Friday, April 5, 2002

Racial profiling causes national debate about recent studies
By Amy Westfeldt
Associated Press

NEWARK, N.J. — In New Jersey, researchers used radar guns and cameras to examine whether blacks speed more than whites. In North Carolina, they got into moving vehicles and looked out the windows at speeders. In Florida, students stood on corners and counted cars.

The national furor over racial profiling by police has also generated fierce debate among academics over what is the most reliable way of detecting the practice.

For police departments suspected of singling out black and Hispanic motorists, the political and legal stakes are high: The highway studies could exonerate the police or implicate them.

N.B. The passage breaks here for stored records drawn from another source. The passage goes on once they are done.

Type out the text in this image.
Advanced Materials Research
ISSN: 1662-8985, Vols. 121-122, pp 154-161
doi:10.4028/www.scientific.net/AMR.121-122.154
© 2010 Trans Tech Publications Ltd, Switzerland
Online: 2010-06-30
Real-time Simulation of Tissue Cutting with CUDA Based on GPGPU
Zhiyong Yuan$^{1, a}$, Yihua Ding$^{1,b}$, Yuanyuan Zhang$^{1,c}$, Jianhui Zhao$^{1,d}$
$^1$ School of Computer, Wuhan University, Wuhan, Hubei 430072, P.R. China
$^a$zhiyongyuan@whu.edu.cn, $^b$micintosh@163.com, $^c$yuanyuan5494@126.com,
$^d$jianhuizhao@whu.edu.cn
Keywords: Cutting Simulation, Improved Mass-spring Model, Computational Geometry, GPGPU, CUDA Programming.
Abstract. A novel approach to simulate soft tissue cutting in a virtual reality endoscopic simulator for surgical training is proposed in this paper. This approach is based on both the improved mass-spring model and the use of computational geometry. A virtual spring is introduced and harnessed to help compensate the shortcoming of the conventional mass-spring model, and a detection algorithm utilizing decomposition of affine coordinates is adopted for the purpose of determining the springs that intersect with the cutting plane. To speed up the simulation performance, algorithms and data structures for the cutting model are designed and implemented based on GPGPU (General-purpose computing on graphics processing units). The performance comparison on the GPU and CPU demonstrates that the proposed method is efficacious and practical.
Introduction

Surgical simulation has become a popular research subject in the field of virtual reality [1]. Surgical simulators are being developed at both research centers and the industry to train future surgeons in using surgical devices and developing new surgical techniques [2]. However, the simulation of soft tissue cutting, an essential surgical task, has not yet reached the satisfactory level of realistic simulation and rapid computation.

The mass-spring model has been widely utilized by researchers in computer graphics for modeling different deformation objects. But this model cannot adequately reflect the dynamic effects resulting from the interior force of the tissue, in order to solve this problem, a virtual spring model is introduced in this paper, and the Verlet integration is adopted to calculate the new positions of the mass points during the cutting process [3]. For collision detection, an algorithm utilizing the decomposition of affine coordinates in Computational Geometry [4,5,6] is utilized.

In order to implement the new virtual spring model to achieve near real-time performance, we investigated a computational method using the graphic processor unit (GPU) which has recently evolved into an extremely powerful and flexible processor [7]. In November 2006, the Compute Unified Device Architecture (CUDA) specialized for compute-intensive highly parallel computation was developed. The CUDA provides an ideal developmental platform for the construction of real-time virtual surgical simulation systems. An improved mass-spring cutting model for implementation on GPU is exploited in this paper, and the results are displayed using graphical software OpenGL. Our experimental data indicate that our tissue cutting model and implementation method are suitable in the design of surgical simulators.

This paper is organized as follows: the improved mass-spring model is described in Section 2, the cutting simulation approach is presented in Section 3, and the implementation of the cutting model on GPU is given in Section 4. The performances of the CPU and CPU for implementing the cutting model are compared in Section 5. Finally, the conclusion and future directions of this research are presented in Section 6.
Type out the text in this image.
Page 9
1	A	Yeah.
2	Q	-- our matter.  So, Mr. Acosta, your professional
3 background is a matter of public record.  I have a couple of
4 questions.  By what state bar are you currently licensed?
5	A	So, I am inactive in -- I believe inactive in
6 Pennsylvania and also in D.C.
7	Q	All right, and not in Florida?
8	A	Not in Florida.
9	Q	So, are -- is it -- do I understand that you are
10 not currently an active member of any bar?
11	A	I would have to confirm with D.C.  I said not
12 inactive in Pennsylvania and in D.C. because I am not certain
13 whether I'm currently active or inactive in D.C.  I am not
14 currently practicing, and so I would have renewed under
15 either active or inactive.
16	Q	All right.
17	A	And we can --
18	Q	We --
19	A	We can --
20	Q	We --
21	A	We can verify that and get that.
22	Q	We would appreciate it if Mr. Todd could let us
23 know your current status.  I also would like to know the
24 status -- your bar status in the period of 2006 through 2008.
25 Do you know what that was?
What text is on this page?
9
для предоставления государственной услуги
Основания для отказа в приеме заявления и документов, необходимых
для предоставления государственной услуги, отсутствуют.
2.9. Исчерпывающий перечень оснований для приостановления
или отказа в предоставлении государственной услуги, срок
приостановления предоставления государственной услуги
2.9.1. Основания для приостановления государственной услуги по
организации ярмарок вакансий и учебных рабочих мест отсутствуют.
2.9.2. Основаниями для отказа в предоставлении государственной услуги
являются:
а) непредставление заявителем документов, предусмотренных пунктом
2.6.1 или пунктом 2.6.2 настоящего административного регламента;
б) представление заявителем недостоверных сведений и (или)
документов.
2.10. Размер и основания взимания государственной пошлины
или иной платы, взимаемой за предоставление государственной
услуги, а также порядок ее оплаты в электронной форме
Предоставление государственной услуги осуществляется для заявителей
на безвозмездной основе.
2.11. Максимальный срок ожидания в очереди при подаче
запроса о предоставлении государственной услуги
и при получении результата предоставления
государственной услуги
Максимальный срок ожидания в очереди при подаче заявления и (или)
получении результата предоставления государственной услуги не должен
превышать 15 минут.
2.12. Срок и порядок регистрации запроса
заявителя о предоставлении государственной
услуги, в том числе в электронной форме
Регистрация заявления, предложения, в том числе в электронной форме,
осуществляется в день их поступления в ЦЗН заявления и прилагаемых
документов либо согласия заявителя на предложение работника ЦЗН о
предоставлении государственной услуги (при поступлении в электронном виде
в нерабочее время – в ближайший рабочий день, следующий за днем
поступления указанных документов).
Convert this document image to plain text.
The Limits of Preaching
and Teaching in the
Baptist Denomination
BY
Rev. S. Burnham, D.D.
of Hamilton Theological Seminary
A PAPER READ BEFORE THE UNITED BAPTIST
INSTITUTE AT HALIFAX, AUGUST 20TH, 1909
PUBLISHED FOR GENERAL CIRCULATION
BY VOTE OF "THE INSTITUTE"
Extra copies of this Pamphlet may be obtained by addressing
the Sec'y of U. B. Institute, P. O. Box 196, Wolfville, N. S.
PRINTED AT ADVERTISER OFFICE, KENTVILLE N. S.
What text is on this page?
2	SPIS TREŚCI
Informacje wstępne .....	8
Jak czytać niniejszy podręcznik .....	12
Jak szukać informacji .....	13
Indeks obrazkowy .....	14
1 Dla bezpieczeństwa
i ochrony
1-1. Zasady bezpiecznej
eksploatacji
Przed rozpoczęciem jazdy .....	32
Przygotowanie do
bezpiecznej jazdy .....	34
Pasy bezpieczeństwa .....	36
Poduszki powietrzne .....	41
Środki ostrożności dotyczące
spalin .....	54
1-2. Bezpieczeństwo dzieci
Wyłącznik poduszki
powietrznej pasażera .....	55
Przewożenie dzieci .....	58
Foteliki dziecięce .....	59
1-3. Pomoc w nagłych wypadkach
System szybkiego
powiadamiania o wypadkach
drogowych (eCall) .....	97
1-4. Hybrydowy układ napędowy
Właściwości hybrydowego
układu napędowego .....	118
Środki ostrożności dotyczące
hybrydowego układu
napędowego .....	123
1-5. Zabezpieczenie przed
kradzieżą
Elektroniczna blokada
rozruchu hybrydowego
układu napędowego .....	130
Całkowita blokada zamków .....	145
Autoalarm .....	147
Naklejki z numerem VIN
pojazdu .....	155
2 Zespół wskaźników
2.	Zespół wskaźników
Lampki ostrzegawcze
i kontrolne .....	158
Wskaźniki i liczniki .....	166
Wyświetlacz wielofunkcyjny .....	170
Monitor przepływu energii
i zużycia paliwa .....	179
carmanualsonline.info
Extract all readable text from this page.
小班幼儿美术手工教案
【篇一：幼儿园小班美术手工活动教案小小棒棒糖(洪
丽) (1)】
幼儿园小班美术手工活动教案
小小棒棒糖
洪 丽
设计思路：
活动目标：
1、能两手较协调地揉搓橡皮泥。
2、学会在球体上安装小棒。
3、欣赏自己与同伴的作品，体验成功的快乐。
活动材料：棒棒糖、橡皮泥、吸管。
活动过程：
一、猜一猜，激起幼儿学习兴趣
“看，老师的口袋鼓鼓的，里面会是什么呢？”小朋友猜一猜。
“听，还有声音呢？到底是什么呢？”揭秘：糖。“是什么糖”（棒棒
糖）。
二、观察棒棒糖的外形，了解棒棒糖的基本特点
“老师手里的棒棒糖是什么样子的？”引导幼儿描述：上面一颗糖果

The debate over what some minorities sarcastically call “driving while black” flared in 1998 after state troopers opened fire on four black and Hispanic motorists on the New Jersey Turnpike.

Since then, dozens of police departments and other agencies around the country have been studying traffic stops or other driving patterns to determine whether minorities are being unfairly pulled over and searched for speeding and other violations.

In New Jersey, a study commissioned by the state and released last week concluded that blacks are more likely than whites to speed on the highway. The researchers checked speeds with laser guns and photographed thousands of motorists.

The troopers union claimed vindication. Civil rights advocates objected bitterly to the findings. And the U.S. Justice Department — which had requested the study — asked that it be withheld, arguing that its methodology was flawed.

“It’s a tough thing to do inquiry in because there are so many people with such sharply divergent points of view who want to claim victory,” said David Harris, a Toledo, Ohio, law professor who has written a book on racial profiling.

Finding which way is best is the current job of Lorie Fridell, a researcher with the Police Executive Research Forum who will release a how-to guide in the next few months to help the nation’s police departments monitor themselves for profiling.

Fridell is using part of a $250,000 federal grant to sift through a 3-foot pile of racial profiling studies commissioned by police departments.

She likes some methods better than others. Driving in a car alongside speeding motorists, she said, might be more reliable than trying to identify a driver’s race from a blurry photograph.

“I would think you could look left and see who’s in the car next to you,” Fridell said.

And placing people at strategic points on the road and having them take down information on passing cars “has some great potential if we can make it cost-effective,” she said.

But the debate is recent and the process still in its infancy, she said.
“There are lots of different ideas,” she said. “What’s frustrating to social scientists is that there’s none that is great.”

North Carolina State University professor Matthew Zingraff conducted a study that involved observing other drivers from moving cars and looking for differences between blacks and others when it came to speeding and other driving habits. The results have not been released.

Geoffrey Alpert, a University of South Carolina professor conducting a study in Dade County, Fla., said he prefers having students observe passing cars at certain intersections. He plans to compare his findings to data collected from police on traffic stops.

Researchers said they regularly swap ideas and will continue to do so until they get it right.

“I don’t think anyone is territorial,” Alpert said. “This is science.”